In a report of fourth-quarter numbers put out by research firm RealtyTrac from California, Nevada came in with 23.9 percent of home mortgages significantly underwater at the end of 2015. RealtyTrac describes a home being significantly underwater as a loan that’s at least 25 percent higher than the home’s value.
Nye County topped the state with 29.2 percent of homes in the county being listed as seriously underwater. Clark County came in just behind Nye County, having 27.7 percent of homes seriously underwater.
The report showed that out of the 21,957 housing units in Nye County, 2,797 of those were significantly underwater.
Kim Washington, broker with Access Realty, said that she hasn’t dealt with many underwater clients as of late and said that the amount of homeowners that are upside down in their homes has decreased over the past few years.
“The ones that are selling right now are not underwater,” she said. “If that was a year ago, maybe, but I find that number to be a bit high.”
With each year that passes since the housing market crash of 2007, home values have steadily gotten better and now Washington said that some are yielding positive returns.
“My owners were renting them out over the past year and literally the ones that were upside down a year ago, a lot of them are positive now,” she said.
Local realtor Norma Jean Opatik from Realty Executives explained that a lot of those who are underwater with their homes are because of buying a home at a bad time.

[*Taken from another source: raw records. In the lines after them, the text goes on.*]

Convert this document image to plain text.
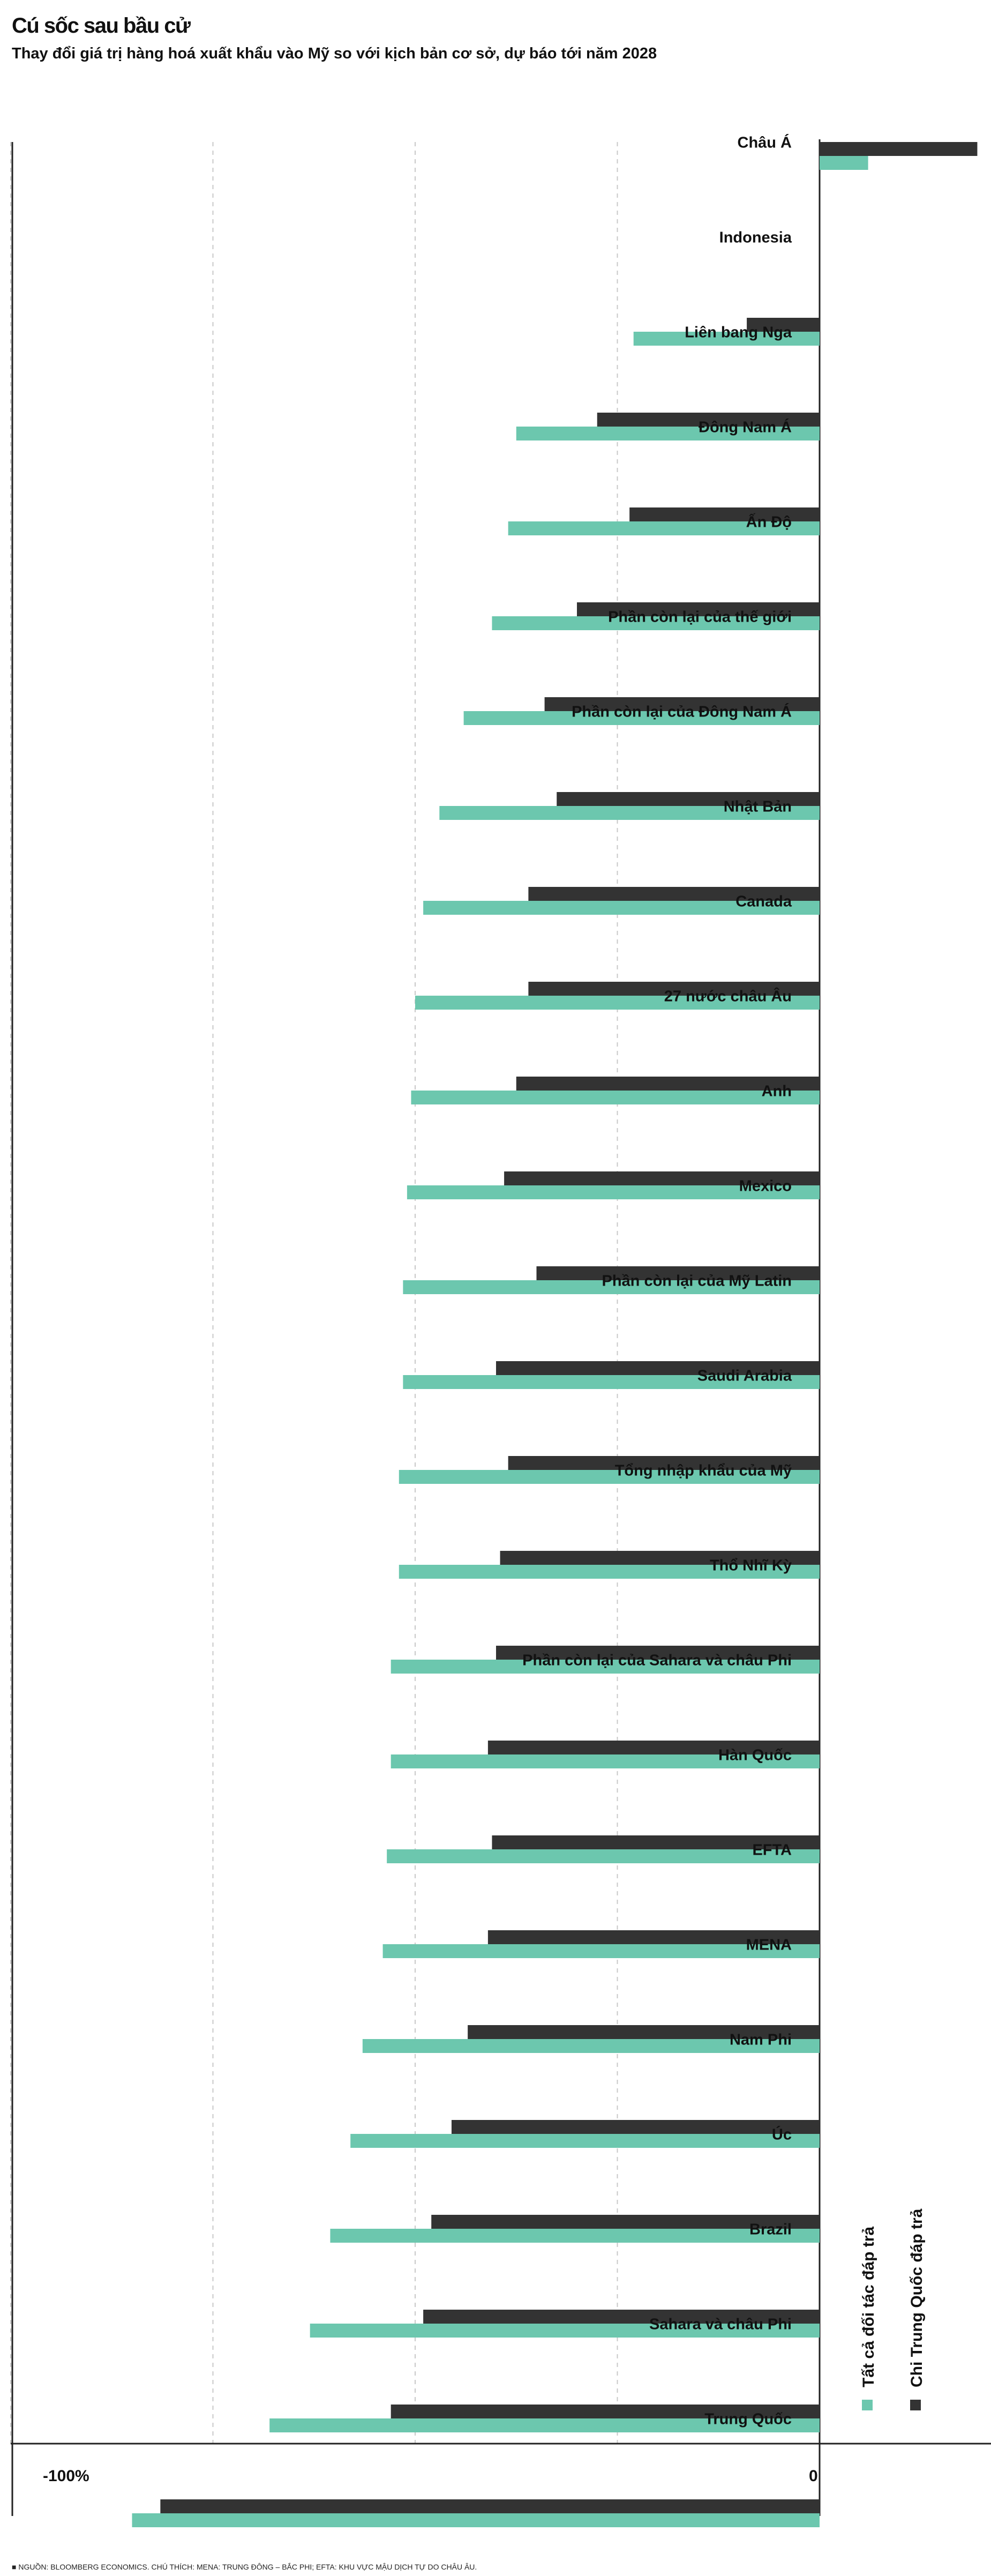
Cú sốc sau bầu cử
Thay đổi giá trị hàng hoá xuất khẩu vào Mỹ so với kịch bản cơ sở, dự báo tới năm 2028
-100%	0
Châu Á
Indonesia
Liên bang Nga
Đông Nam Á
Ấn Độ
Phần còn lại của thế giới
Phần còn lại của Đông Nam Á
Nhật Bản
Canada
27 nước châu Âu
Anh
Mexico
Phần còn lại của Mỹ Latin
Saudi Arabia
Tổng nhập khẩu của Mỹ
Thổ Nhĩ Kỳ
Phần còn lại của Sahara và châu Phi
Hàn Quốc
EFTA
MENA
Nam Phi
Úc
Brazil
Sahara và châu Phi
Trung Quốc
Tất cả đối tác đáp trả Chi Trung Quốc đáp trả
■ NGUỒN: BLOOMBERG ECONOMICS. CHÚ THÍCH: MENA: TRUNG ĐÔNG – BẮC PHI; EFTA: KHU VỰC MẬU DỊCH TỰ DO CHÂU ÂU.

“The reason for the high number is that they purchased in an inflated market. They’re possibly underwater, but they overpaid for their home,” Opatik said. “That was not a normal market. I believe we’re are closer to a normal market right now.”
Opatik concurred with Washington, as she has seen improvement over the last year and foresees that trend continuing into the future.
“Now you’re finding that we’re selling close to market value, we’re not there yet, but we’re close. There is some appreciation happening now, so they’re able to walk away with some money,” she said. “We just got past the seven-year ARM’s (Adjustable Rate Mortgages) and the 10-year ARM’s are right around the corner, but I don’t think we’re going to see that anymore. Once those are gone, we’re going to be back in a normal market.”